Perfetto! Contatto stabilito, si è accorto di me, aveva pensato con amara ironia Emily, dicendo addio a colui che, sia pure per breve tempo, era stato, nei suoi sogni, il partner ideale per il raggiungimento della tanto desiderata emancipazione sessuale. Per sua fortuna, però, Giacomo era un asino in matematica, mentre lei se la cavava piuttosto bene ed era la sua compagna di banco. Anzi, dimenticata la prima incomprensione, avevano trovato nella comune disgrazia dei loro nomi infelici, un motivo per avvicinarsi l’uno all’altra. “Mio padre mi ha chiamato Giacomo per propiziarmi un futuro pieno di donne” aveva confessato lui, vergognandosi come un ladro. “I miei, invece, non hanno mai sentito nominare Emily Brontë”, aveva ammesso lei, vergognandosi ancora di più. Erano diventati buoni amici e, intanto, Emily, in preda a una tempesta ormonale che riusciva a contenere a stento, tesseva intorno a lui una solida tela per catturarlo al momento giusto.
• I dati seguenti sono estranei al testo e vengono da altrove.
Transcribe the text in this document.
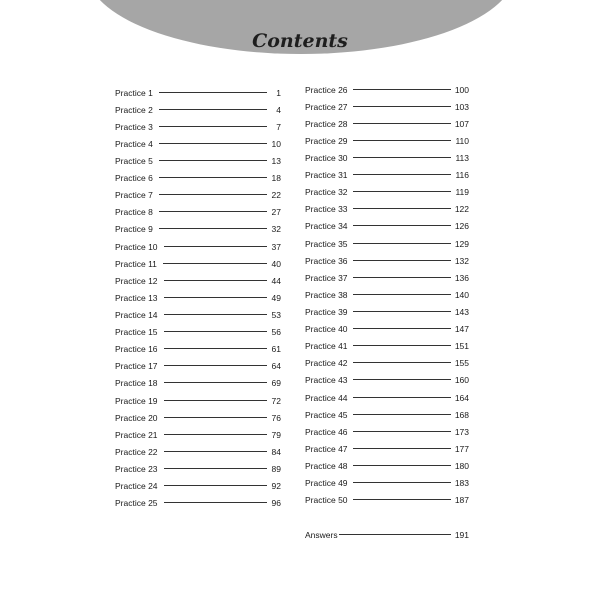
Contents
Practice 1	1
Practice 2	4
Practice 3	7
Practice 4	10
Practice 5	13
Practice 6	18
Practice 7	22
Practice 8	27
Practice 9	32
Practice 10	37
Practice 11	40
Practice 12	44
Practice 13	49
Practice 14	53
Practice 15	56
Practice 16	61
Practice 17	64
Practice 18	69
Practice 19	72
Practice 20	76
Practice 21	79
Practice 22	84
Practice 23	89
Practice 24	92
Practice 25	96
Practice 26	100
Practice 27	103
Practice 28	107
Practice 29	110
Practice 30	113
Practice 31	116
Practice 32	119
Practice 33	122
Practice 34	126
Practice 35	129
Practice 36	132
Practice 37	136
Practice 38	140
Practice 39	143
Practice 40	147
Practice 41	151
Practice 42	155
Practice 43	160
Practice 44	164
Practice 45	168
Practice 46	173
Practice 47	177
Practice 48	180
Practice 49	183
Practice 50	187
Answers	191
Profumo, trucco, pancia di fuori a rischio colite, camicette supersbottonate, cordino del perizoma che sbucava dai jeans e poi il solletico, amichevoli scappellotti, interessarsi alle regole del rugby che lui amava, aiutarlo a studiare, fargli i compiti… insomma, una vera faticaccia ma Emily sentiva che la ricompensa era vicina, serviva solo la giusta occasione. Che era presto arrivata sotto forma di gita scolastica a Venezia. Casanova a Venezia! Emily ci aveva visto lo zampino di un destino compiacente. Grazie all’anarchia e alla libertà che, di solito, regnano in gita, sarebbe tornata a casa finalmente affrancata dalla tignosa verginità. E, infatti, era stata una vacanza piuttosto agitata, tanto che il Preside aveva minacciato la sospensione dell’intera classe per tre giorni perché tutti si erano abbondantemente ubriacati. Perso tra i fumi dell’alcool, un attimo prima di vomitare anche l’anima, Giacomo le aveva confessato “sai, Emily, sono gay!” Era stato davvero un brutto colpo ma lei, aveva un piano B e, un attimo prima di vomitare a sua volta, aveva trovato la forza di mandare un messaggio a Mario Rossi della III B con su scritto “Dove sei? Mi manchi tanto!”